1.53% of the population of the 5 boroughs in NYC have now tested positive for Covid-19, herd immunity should be well underway, so a sudden drop in new cases in NYC should be happening about now . . .
From Dr. John Campbell, a study on covid tests on pregnant women in NYC.
I’ve been saying actual infection rate in NY is about 4 times the “official” number, these numbers are roughly in line with that.
https://www.youtube.com/watch?v=38cb7_nmPh8
I am frankly tired of hearing people say we need more testing.
Its BS.
We need more people infected. We need to get out of these lockdowns . They did their job and slowed down the initial infection rate and thus the hospitalization rate. They saved the hospitals. Good.
Now we have to get to that herd infection rate. That 90 to 100% infected number that will stop future mass outbreaks.
Its time to man up and let the rest of America get infected.
Let my people go.
pzatchok, strategy certainly depends on goals. Is anyone in the US administration still advocating herd immunity?
Everyone wants to wait until we have a vaccine.
Now that we are into this thing no one wants to risk a single life for fear they will be blamed for its loss.
Under the Never-Knew-This-Existed, heading:
“U.S. Outpatient Influenza-like Illness Surveillance Network (ILINet)” at the CDC.
–they track data on ‘influenza-like illness.’
This came up briefly at yesterday’s Task Force presentation but I can’t get past a log-in page at CDC with the address I have.
How a philosophical Marxist applies power.
Mayor of NYC: “When you see a crowd, when you see a line that’s not distanced, when you see a supermarket that’s too crowded–anything–you can report it right away so we can get there to fix the problem,” de Blasio said in the video.”
You will comply, and if you do not we encourage your neighbor to make the phone call. “REPORT!”
(Wait until you have to have papers to prove your “Clean”. That I suspect will be the next battle royal between this useless Marxist mayor and the Liberal Democrat governor. Or maybe not? We will have to wait on that one)
Nothing about education yourself, personal responsibility, nothing about you being prepared and wearing appropriate protective gear when you are in a public space. Just the threat of authoritarian power. And you know it would be much worse if he were unencumbered by an annoying Constitution, or the eyes of the country watching him.
Its the nature of the beast.
(DeBlasio transmits his own personal fear and inadequacy in every word uttered from his mouth.

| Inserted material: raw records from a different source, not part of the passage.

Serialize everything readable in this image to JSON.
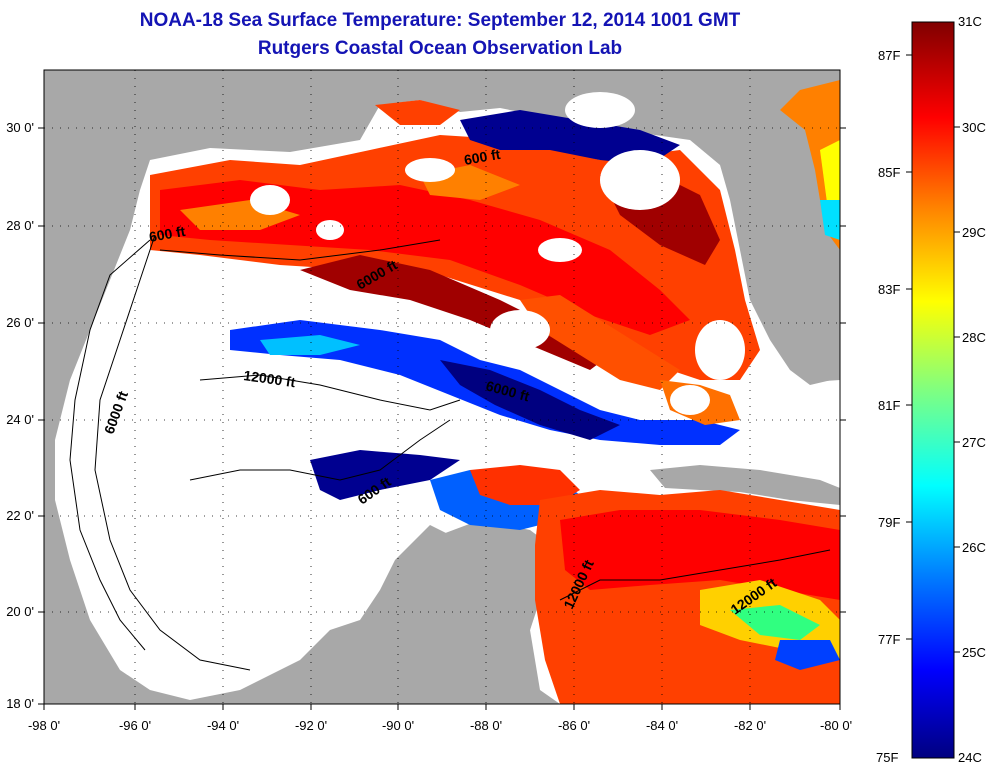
{
  "title": {
    "line1": "NOAA-18 Sea Surface Temperature:  September 12, 2014 1001 GMT",
    "line2": "Rutgers Coastal Ocean Observation Lab"
  },
  "axes": {
    "longitude_ticks": [
      "-98 0'",
      "-96 0'",
      "-94 0'",
      "-92 0'",
      "-90 0'",
      "-88 0'",
      "-86 0'",
      "-84 0'",
      "-82 0'",
      "-80 0'"
    ],
    "latitude_ticks": [
      "30 0'",
      "28 0'",
      "26 0'",
      "24 0'",
      "22 0'",
      "20 0'",
      "18 0'"
    ]
  },
  "contours": [
    {
      "label": "600 ft"
    },
    {
      "label": "6000 ft"
    },
    {
      "label": "12000 ft"
    },
    {
      "label": "600 ft"
    },
    {
      "label": "6000 ft"
    },
    {
      "label": "6000 ft"
    },
    {
      "label": "600 ft"
    },
    {
      "label": "12000 ft"
    },
    {
      "label": "12000 ft"
    }
  ],
  "colorbar": {
    "celsius": [
      "31C",
      "30C",
      "29C",
      "28C",
      "27C",
      "26C",
      "25C",
      "24C"
    ],
    "fahrenheit": [
      "87F",
      "85F",
      "83F",
      "81F",
      "79F",
      "77F",
      "75F"
    ],
    "colors": [
      "#000080",
      "#0000ff",
      "#0080ff",
      "#00ffff",
      "#80ff80",
      "#ffff00",
      "#ff8000",
      "#ff0000",
      "#800000"
    ]
  },
  "colors": {
    "land": "#a8a8a8",
    "cloud": "#ffffff",
    "title": "#1414b4"
  }
}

I despise the man)
The only reason to have everyone tested or even an instant test is to segregate the people. Mark either the infected, the un infected but immune, or the never infected.
This can ONLY be used to slow down the eventual herd immunity. To keep us on lock down longer. To keep parts of our populous under lock down longer.
To eventually get the people used to health emergencies being an excuse to lock down the people for longer and longer periods. Each time for a lesser excuse. Until the people just willingly go home lock the doors and wait for the food to be delivered.
The governor doesn’t like your county. Your ordered to be on lock down until they are satisfied you have learned your lesson, or the election is over or they have impoverished you enough. Enough to depend on the government for more.
We were told that this was an especially contagious disease, so it would be hardly surprising to find that the infections are two orders of magnitude greater than reported.